"Memang tidak banyak pengacara Indonesia yang mendalami masalah ini. Tetapi kadang pemerintah kurang supportive karena kurang percaya sendiri kalau memakai lawyer Indonesia. Mungkin menganggap lawyer Indonesia akan ada kendala bahasa dan tidak punya pengalaman," kata guru besar Hukum Internasional Universitas Indonesia (UI), Prof Dr Hikmahanto Juwana saat berbincang dengan detikcom, Selasa (2/4/2013).
Soal tarif super mahal ini terungkap dalam naskah pidato pengukuhan guru besar Universitas Jenderal Soedirman (Unsoed), Purwokerto, Prof Dr Ade Maman Suherman. Ade menyebut minimal USD 1 juta dikucurkan negara untuk beracara di forum WTO. Biaya ini akan membengkak jika menggunakan banyak saksi ahli seperti ahli pertanian minimal USD 250 ribu, spesialisasi ahli isu hukum berkisar USD 50 ribu sampai USD 100 ribu dan bidang analisis kerugian mencapai USD 500 ribu.
SCROLL TO CONTINUE WITH CONTENT
Mahalnya biaya ini karena tidak mudah memahami sengketa bisnis internasional. Dibutuhkan pemahaman yang tinggi dan rumit dan kemampuan bahasa hukum yang tidak mudah. Dalam membedah kasus, betapa kompleks dan memerlukan keahlian hukum dengan memahami bahasa asing dengan baik. Apalagi bahasa hukum dalam bahasa Inggris bukan hal yang sederhana dan mudah difahami.
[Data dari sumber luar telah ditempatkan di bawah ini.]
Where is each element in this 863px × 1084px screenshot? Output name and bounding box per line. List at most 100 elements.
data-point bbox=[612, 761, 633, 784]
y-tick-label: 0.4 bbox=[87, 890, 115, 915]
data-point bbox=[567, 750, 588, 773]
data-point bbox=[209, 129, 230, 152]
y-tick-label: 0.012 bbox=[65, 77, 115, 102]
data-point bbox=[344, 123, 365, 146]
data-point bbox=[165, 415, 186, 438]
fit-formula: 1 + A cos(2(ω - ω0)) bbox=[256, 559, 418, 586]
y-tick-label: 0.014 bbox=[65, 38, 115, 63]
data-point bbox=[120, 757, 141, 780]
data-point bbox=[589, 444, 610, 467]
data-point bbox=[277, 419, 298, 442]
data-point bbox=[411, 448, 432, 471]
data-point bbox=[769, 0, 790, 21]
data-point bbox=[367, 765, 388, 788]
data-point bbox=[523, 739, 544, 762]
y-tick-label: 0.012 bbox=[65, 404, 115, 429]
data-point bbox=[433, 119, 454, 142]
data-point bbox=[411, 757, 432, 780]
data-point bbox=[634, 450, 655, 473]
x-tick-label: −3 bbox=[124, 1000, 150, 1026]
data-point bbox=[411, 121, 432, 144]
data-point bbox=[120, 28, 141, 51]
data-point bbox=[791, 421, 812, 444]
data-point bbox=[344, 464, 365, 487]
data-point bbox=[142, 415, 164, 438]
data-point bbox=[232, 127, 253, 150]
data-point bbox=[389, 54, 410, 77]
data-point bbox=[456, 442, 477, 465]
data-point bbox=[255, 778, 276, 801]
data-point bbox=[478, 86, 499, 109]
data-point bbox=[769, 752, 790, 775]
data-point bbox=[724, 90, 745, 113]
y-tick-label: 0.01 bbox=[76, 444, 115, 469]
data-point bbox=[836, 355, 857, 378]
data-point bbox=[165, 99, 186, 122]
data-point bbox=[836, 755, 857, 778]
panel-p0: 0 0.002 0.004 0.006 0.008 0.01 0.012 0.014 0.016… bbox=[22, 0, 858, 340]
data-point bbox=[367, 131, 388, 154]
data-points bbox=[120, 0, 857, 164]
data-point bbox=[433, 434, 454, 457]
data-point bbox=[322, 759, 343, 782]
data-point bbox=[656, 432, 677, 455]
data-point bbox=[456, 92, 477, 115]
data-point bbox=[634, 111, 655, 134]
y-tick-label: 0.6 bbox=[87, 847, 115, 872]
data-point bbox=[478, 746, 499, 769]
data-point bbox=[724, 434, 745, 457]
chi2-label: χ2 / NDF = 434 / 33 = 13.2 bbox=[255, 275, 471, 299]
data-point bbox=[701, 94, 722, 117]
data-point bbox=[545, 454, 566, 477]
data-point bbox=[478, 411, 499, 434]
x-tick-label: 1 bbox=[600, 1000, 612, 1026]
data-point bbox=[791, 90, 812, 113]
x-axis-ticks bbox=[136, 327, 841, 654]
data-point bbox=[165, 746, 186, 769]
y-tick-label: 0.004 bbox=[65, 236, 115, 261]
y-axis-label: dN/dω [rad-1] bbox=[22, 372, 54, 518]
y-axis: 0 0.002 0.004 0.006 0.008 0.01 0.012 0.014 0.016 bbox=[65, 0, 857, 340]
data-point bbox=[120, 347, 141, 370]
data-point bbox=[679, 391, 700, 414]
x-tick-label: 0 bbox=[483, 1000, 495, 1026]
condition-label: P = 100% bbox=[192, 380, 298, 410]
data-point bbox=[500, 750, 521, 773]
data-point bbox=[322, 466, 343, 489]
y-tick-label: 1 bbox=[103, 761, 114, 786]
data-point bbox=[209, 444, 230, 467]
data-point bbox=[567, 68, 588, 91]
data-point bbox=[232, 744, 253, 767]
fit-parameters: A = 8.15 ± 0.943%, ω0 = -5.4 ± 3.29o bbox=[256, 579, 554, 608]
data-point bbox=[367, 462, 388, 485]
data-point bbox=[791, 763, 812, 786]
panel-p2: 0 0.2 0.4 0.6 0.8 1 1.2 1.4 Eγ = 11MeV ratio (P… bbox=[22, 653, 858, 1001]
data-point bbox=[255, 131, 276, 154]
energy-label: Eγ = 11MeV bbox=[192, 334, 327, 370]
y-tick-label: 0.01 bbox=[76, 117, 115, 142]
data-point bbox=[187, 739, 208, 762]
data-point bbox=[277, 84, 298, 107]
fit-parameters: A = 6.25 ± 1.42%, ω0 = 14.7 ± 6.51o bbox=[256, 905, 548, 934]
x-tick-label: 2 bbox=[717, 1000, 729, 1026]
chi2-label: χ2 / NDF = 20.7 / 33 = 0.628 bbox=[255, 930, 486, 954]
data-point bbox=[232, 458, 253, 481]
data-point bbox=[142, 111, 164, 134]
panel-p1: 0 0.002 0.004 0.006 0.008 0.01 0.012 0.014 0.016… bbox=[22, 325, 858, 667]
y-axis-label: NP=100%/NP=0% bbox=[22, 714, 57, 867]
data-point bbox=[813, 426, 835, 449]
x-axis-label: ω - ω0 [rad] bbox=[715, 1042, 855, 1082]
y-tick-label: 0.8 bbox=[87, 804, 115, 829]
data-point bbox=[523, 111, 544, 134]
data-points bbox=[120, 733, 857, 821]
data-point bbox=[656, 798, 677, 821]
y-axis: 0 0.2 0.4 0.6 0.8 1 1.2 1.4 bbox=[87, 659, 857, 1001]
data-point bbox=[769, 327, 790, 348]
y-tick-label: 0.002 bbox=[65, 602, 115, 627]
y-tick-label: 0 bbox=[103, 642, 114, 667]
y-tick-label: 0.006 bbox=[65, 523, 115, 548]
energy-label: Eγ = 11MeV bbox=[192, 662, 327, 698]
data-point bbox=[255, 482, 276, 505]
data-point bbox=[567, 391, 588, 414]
"Fee mahal karena investasi yang dilakukan untuk orang bisa beracara di forum internasional juga mahal," beber Hikmahanto memberikan alasan.
Oleh sebab itu, Hikmahanto terus mendorong para mahasiswanya untuk bisa beracara di sengketa forum internasional. Sedikitnya telah diselenggarakan 10 kali peradilan semu internasional tingkat mahasiswa untuk menyiapkan lawyer lokal dengan cita rasa internasional itu.
"Sekarang banyak lawyer lokal yang hebat, tinggal pemerintah mau percaya atau tidak dengan kemampuan lokal," pungkas Hikmahanto.